By analyzing blood samples, researchers discovered that the mRNA vaccine produced more flu-specific memory B cells. These cells help expand and diversify the antibody response, potentially offering stronger and longer-lasting protection even when the virus begins to mutate away from the exact vaccine strain.[5][7]

However, the enhanced immune response comes with a trade-off in tolerability. According to FDA briefing documents, solicited adverse reactions were generally mild-to-moderate and resolved within two days. Yet, Grade 3 systemic reactions—such as severe fatigue, headache, and muscle pain—occurred more frequently with Moderna's shot (5.5%) than with the standard-dose comparator (0.9%).[6]

During the VRBPAC meeting, panel members acknowledged this higher reactogenicity, comparing it to other highly effective but physically taxing vaccines like the Shingrix shingles shot. While the panel concluded that the protective benefits heavily outweighed these temporary side effects, they noted that patient education will be crucial to manage expectations regarding post-vaccination discomfort.[1][6]

The unanimous vote represents a dramatic reversal of fortune for Moderna. In February, the FDA shocked the biopharmaceutical industry by issuing a refusal-to-file letter, effectively rejecting the application before the review even began.[3][7]

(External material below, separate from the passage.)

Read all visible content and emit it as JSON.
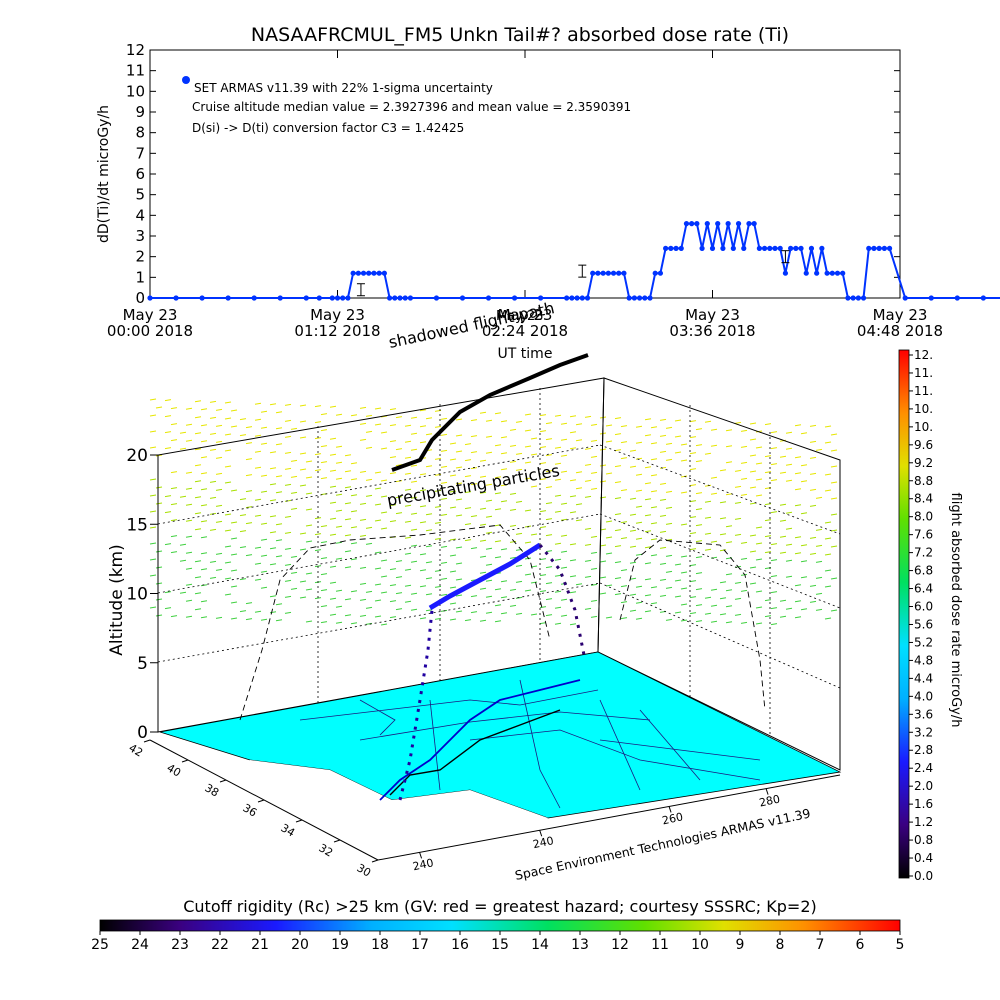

The agency's initial objection centered on the clinical trial design. Regulators argued that Moderna should have tested its vaccine against a high-dose flu shot—the preferred standard of care for older adults—rather than a standard-dose comparator. Moderna countered that the FDA had previously agreed to the standard-dose benchmark during trial planning.[2][3]

Following public backlash and high-level meetings, the FDA reversed its decision weeks later and accepted the filing. The regulatory friction coincided with leadership changes within the FDA's vaccine division, resulting in what industry analysts described as a more traditional, less adversarial review posture heading into Thursday's committee meeting.[3][7]

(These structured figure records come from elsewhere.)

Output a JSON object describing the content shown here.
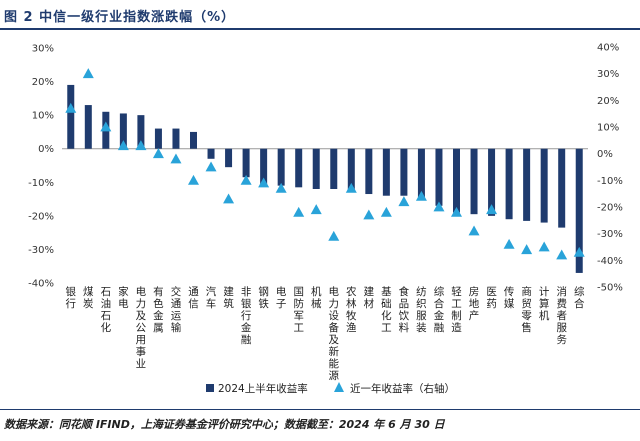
{
  "page": {
    "title": "图 2 中信一级行业指数涨跌幅（%）",
    "source": "数据来源：同花顺 IFIND，上海证券基金评价研究中心；数据截至：2024 年 6 月 30 日"
  },
  "colors": {
    "bar": "#1f3b6e",
    "triangle": "#29a3d9",
    "axis": "#999999"
  },
  "chart_data": {
    "type": "bar",
    "categories": [
      "银行",
      "煤炭",
      "石油石化",
      "家电",
      "电力及公用事业",
      "有色金属",
      "交通运输",
      "通信",
      "汽车",
      "建筑",
      "非银行金融",
      "钢铁",
      "电子",
      "国防军工",
      "机械",
      "电力设备及新能源",
      "农林牧渔",
      "建材",
      "基础化工",
      "食品饮料",
      "纺织服装",
      "综合金融",
      "轻工制造",
      "房地产",
      "医药",
      "传媒",
      "商贸零售",
      "计算机",
      "消费者服务",
      "综合"
    ],
    "series": [
      {
        "name": "2024上半年收益率",
        "kind": "bar",
        "axis": "left",
        "values": [
          19,
          13,
          11,
          10.5,
          10,
          6,
          6,
          5,
          -3,
          -5.5,
          -8.5,
          -10.5,
          -11,
          -11.5,
          -12,
          -12,
          -12.5,
          -13.5,
          -14,
          -14,
          -14.5,
          -17,
          -19,
          -19.5,
          -20,
          -21,
          -21.5,
          -22,
          -23.5,
          -37
        ]
      },
      {
        "name": "近一年收益率（右轴）",
        "kind": "triangle",
        "axis": "right",
        "values": [
          17,
          30,
          10,
          3,
          3,
          0,
          -2,
          -10,
          -5,
          -17,
          -10,
          -11,
          -13,
          -22,
          -21,
          -31,
          -13,
          -23,
          -22,
          -18,
          -16,
          -20,
          -22,
          -29,
          -21,
          -34,
          -36,
          -35,
          -38,
          -37
        ]
      }
    ],
    "ylim_left": [
      -40,
      30
    ],
    "ylim_right": [
      -50,
      40
    ],
    "yticks_left": [
      "30%",
      "20%",
      "10%",
      "0%",
      "-10%",
      "-20%",
      "-30%",
      "-40%"
    ],
    "yticks_right": [
      "40%",
      "30%",
      "20%",
      "10%",
      "0%",
      "-10%",
      "-20%",
      "-30%",
      "-40%",
      "-50%"
    ],
    "legend": [
      "2024上半年收益率",
      "近一年收益率（右轴）"
    ],
    "legend_position": "bottom"
  }
}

Despite the positive vote, the FDA highlighted several evidence gaps that require ongoing monitoring. Because the Phase 3 trial only covered a single flu season, the long-term durability of the mRNA protection remains unproven. Furthermore, the agency noted a lack of robust data regarding the vaccine's performance in severely immunocompromised individuals and very frail older adults.[6][7]

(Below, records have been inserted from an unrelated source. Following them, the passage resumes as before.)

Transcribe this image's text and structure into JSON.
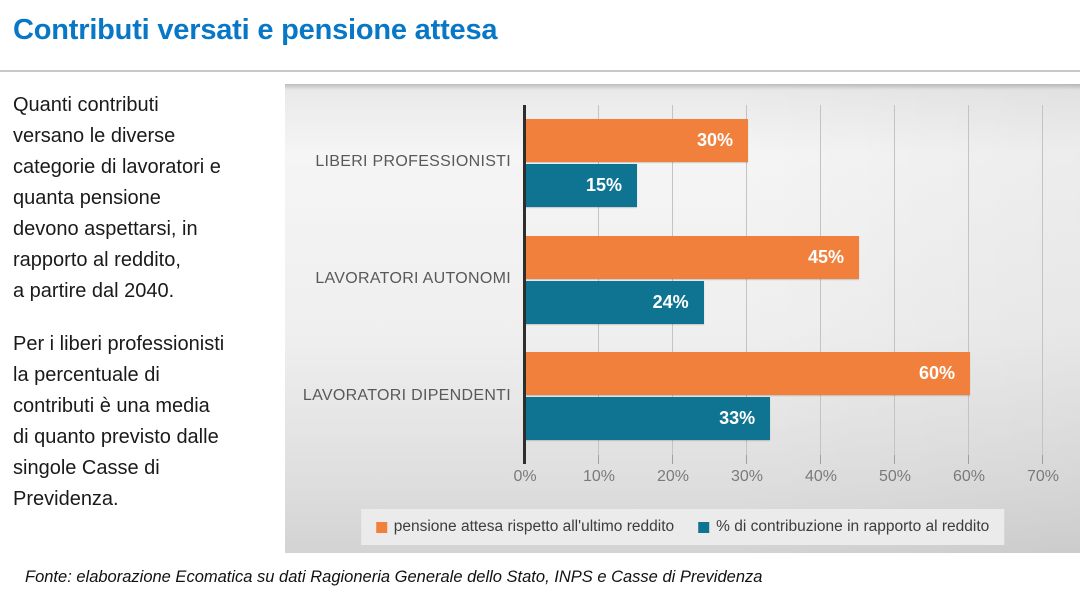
{
  "page": {
    "title": "Contributi versati e pensione attesa",
    "footer": "Fonte: elaborazione Ecomatica su dati Ragioneria Generale dello Stato, INPS e Casse di Previdenza"
  },
  "sidebar": {
    "paragraph1": "Quanti contributi\nversano le diverse\ncategorie di lavoratori e\nquanta pensione\ndevono aspettarsi, in\nrapporto al reddito,\na partire dal 2040.",
    "paragraph2": "Per i liberi professionisti\nla percentuale di\ncontributi è una media\ndi quanto previsto dalle\nsingole Casse di\nPrevidenza."
  },
  "chart_data": {
    "type": "bar",
    "orientation": "horizontal",
    "title": "",
    "categories": [
      "LIBERI PROFESSIONISTI",
      "LAVORATORI AUTONOMI",
      "LAVORATORI DIPENDENTI"
    ],
    "series": [
      {
        "name": "pensione attesa rispetto all'ultimo reddito",
        "color": "#f0803c",
        "values": [
          30,
          45,
          60
        ],
        "labels": [
          "30%",
          "45%",
          "60%"
        ]
      },
      {
        "name": "% di contribuzione in rapporto al reddito",
        "color": "#0e7492",
        "values": [
          15,
          24,
          33
        ],
        "labels": [
          "15%",
          "24%",
          "33%"
        ]
      }
    ],
    "x_ticks": [
      "0%",
      "10%",
      "20%",
      "30%",
      "40%",
      "50%",
      "60%",
      "70%"
    ],
    "xlim": [
      0,
      70
    ],
    "grid": true,
    "legend_position": "bottom",
    "colors": {
      "title_blue": "#0878c6",
      "category_label": "#595959",
      "tick_label": "#7a7a7a",
      "axis": "#2e2e2e",
      "legend_background": "#ebebeb"
    }
  }
}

To address the comparator dispute for the oldest patients, Moderna is seeking a bifurcated approval: a standard approval for adults aged 50 to 64, and an accelerated approval for those 65 and older. The accelerated pathway requires Moderna to conduct a Phase 4 post-marketing study to definitively prove the vaccine's effectiveness in the senior population.[3][6]

The FDA is expected to issue its final decision by August 5. While the agency is not bound by advisory committee votes, it rarely deviates from unanimous recommendations. If approved, mFlusiva will not only disrupt the seasonal flu market but also lay the regulatory groundwork for Moderna's ultimate goal: a combined, single-shot vaccine protecting against both influenza and COVID-19.[2][3][7]